Der Präsident des Zentralkomitees der deutschen Katholiken, Thomas Sternberg, hat die jüngsten Vorfälle in Chemnitz scharf verurteilt. "Das sind dort Zusammenstöße, die an die letzten Jahre der Weimarer Republik erinnern", sagte er am Mittwochabend in Münster. "Wir können uns nur schämen, dass Menschen fremder Herkunft sich bei uns nicht sicher fühlen können und eine Partei wie die AfD sich an der Eskalation beteiligt."
Chemnitz nicht als Problem des Ostens abtun
Man müsse sich fragen, ob die Fremdenfeindlichkeit in Ostdeutschland etwas mit der Entchristlichung in der DDR-Zeit zu tun habe, sagte Sternberg in der Reihe "Domgedanken". Die Entwicklung dürfe aber nicht als Problem des Ostens abgetan werden. "Die Zeit ist gekommen, dass die Demokratie sich wehrhaft zeigt und die Angriffe zurückweist", mahnte der Katholiken-Präsident. "Hier wird Widerstand gegen die Barbarei zur Pflicht."
In seinem Vortrag warnte Sternberg davor, Ängste zu schüren und unterschiedliche Probleme auf die Religion, besonders den Islam, zu projizieren. "Wir sollten aus der Geschichte gelernt haben, dass die pauschale Verurteilung einer Religion und ihrer Gläubigen in die Katastrophe führt." Die zentrale Aufgabe heute sei die Integration von Menschen mit anderer religiöser Zugehörigkeit.

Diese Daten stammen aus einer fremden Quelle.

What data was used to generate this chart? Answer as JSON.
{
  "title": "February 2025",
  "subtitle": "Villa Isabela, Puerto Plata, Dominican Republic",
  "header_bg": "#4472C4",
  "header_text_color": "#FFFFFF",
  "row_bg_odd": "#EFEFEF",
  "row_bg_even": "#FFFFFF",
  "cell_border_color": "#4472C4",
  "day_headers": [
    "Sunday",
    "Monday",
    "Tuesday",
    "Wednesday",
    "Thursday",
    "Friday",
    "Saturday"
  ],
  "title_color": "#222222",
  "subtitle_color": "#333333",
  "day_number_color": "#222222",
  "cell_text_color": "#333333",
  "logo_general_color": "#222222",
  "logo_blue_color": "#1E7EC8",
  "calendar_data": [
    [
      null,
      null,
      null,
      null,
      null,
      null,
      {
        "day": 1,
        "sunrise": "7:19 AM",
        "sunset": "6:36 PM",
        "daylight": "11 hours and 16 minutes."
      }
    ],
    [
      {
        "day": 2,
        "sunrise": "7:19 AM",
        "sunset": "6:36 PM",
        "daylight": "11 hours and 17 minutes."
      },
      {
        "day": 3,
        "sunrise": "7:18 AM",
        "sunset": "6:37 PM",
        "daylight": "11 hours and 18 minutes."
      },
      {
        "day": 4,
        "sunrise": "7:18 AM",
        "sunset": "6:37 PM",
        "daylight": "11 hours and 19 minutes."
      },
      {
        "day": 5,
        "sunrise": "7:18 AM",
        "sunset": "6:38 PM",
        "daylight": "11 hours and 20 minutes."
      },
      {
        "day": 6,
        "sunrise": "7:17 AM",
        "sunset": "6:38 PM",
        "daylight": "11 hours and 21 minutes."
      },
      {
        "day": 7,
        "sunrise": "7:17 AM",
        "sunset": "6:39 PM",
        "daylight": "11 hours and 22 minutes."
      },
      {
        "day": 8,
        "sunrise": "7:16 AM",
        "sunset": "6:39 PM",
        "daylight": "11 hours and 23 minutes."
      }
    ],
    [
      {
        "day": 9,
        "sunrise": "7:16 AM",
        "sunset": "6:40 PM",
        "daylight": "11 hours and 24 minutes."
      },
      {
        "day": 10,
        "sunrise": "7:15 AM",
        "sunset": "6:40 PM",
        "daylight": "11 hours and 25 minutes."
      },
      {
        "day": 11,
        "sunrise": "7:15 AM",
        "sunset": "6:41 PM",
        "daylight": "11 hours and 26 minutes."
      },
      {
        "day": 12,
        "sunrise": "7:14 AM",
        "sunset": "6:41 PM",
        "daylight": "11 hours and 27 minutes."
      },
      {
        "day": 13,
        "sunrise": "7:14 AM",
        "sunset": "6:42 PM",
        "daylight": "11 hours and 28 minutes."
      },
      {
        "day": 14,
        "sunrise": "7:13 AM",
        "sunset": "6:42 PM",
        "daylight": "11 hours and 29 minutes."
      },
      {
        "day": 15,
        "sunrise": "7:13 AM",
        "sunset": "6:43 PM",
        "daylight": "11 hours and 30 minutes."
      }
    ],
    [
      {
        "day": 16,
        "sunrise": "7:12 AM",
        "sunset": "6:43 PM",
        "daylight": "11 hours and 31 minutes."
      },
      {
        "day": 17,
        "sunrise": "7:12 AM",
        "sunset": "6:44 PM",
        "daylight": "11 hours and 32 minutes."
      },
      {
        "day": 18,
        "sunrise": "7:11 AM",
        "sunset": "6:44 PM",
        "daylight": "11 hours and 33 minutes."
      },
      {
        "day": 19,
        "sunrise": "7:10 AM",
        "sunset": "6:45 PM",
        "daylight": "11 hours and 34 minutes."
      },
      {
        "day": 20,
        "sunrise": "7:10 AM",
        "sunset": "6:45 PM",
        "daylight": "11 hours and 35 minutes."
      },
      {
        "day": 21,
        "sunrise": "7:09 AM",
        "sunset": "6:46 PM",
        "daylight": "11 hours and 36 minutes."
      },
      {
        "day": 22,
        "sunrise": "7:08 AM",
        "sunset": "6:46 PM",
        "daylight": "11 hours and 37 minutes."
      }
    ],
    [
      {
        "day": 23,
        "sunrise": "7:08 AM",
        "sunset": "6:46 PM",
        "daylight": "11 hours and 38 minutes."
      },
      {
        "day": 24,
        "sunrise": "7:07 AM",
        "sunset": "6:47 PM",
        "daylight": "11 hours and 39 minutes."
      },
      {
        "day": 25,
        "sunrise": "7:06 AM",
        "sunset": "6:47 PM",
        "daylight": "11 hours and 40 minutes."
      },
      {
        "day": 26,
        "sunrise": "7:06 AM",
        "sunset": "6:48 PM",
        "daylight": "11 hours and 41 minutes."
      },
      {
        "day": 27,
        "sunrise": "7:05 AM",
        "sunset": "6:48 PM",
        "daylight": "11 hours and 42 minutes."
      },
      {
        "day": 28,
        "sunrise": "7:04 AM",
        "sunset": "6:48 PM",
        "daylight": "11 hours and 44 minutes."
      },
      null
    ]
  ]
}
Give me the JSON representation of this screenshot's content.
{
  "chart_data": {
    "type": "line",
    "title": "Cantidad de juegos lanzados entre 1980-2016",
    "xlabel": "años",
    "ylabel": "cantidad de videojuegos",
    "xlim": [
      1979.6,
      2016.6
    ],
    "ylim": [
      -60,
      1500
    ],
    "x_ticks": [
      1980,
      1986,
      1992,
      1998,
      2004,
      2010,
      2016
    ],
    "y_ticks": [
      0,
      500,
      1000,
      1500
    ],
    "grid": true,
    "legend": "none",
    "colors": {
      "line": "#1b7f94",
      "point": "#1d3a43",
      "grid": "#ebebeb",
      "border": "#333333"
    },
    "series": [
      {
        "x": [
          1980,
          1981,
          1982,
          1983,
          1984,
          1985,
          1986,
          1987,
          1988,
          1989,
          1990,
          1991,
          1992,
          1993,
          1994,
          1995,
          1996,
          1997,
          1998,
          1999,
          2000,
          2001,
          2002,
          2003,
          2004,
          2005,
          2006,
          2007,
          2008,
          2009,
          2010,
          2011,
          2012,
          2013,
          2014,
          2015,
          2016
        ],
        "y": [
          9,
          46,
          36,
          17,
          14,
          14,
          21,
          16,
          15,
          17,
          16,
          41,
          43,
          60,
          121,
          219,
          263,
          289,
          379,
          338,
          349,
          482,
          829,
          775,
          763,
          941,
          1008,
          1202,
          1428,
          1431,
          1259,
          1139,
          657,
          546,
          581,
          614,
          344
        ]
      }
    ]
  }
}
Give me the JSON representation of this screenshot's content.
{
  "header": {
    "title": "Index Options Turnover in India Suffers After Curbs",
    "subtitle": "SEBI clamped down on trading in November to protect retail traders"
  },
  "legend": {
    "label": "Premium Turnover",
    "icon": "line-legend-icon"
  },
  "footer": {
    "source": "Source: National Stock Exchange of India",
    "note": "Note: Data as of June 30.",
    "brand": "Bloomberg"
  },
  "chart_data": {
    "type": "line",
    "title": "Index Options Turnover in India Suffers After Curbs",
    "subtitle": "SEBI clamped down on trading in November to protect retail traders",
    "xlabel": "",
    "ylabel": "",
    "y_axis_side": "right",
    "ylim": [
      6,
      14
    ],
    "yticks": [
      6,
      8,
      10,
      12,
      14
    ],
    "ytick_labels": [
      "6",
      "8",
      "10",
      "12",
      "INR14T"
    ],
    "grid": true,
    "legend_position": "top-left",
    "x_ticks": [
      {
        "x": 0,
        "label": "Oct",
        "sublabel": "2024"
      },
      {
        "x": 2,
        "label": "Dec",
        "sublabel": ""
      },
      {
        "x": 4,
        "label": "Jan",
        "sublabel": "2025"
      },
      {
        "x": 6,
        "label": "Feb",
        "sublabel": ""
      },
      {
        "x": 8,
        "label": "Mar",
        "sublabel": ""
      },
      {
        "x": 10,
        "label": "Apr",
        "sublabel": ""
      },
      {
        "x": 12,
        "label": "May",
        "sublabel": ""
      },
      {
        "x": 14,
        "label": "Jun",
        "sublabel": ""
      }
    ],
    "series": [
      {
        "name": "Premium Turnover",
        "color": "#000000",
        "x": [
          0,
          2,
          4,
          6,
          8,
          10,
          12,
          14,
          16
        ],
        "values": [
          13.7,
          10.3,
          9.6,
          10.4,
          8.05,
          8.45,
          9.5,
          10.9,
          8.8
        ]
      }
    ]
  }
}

"Fragen zu selten nach Ursachen der Migration"
Die christliche Identität erweise sich nicht in der Abgrenzung, sondern in Offenheit, Sozialverantwortung und dem Vertrauen, dass das eigene religiös-kulturelle Erbe zu Dialog und Integration führe. "Wir stehen in globaler Verantwortung und fragen viel zu selten nach den Ursachen der Migration", so Sternberg.
Der ZdK-Präsident wandte sich gegen alle Versuche einer Festlegung, wer Deutscher sei und wer nicht. "Es ist geistige Brandstiftung, anderen die Zugehörigkeit zum deutschen Volk abzusprechen." Wer die deutsche Staatsangehörigkeit besitze, gehöre zum deutschen Volk dazu. Auch Muslime seien integraler Bestandteil des bunter gewordenen deutschen Volkes. Allerdings sei von Zuwanderern die Akzeptanz der Werteordnung zu erwarten.
"Ohne Abschottung und Ausgrenzung"
Sternberg hob hervor, nur die europäische Einigung könne langfristig Frieden und Wohlstand ermöglichen. "Wir brauchen nicht weniger, sondern mehr Europa", forderte der ZdK-Präsident. Papst Franziskus habe Europa an seine großen Fähigkeiten zu karitativer Hilfe erinnert.
"Wie kann man die Rettung von Menschen in Seenot ablehnen?", fragte Sternberg. Die Not von Fremden zu sehen, sei älteste christliche Tradition. "Wir können unser Vaterland lieben – aber ohne Abschottung und Ausgrenzung", sagte der ZdK-Präsident.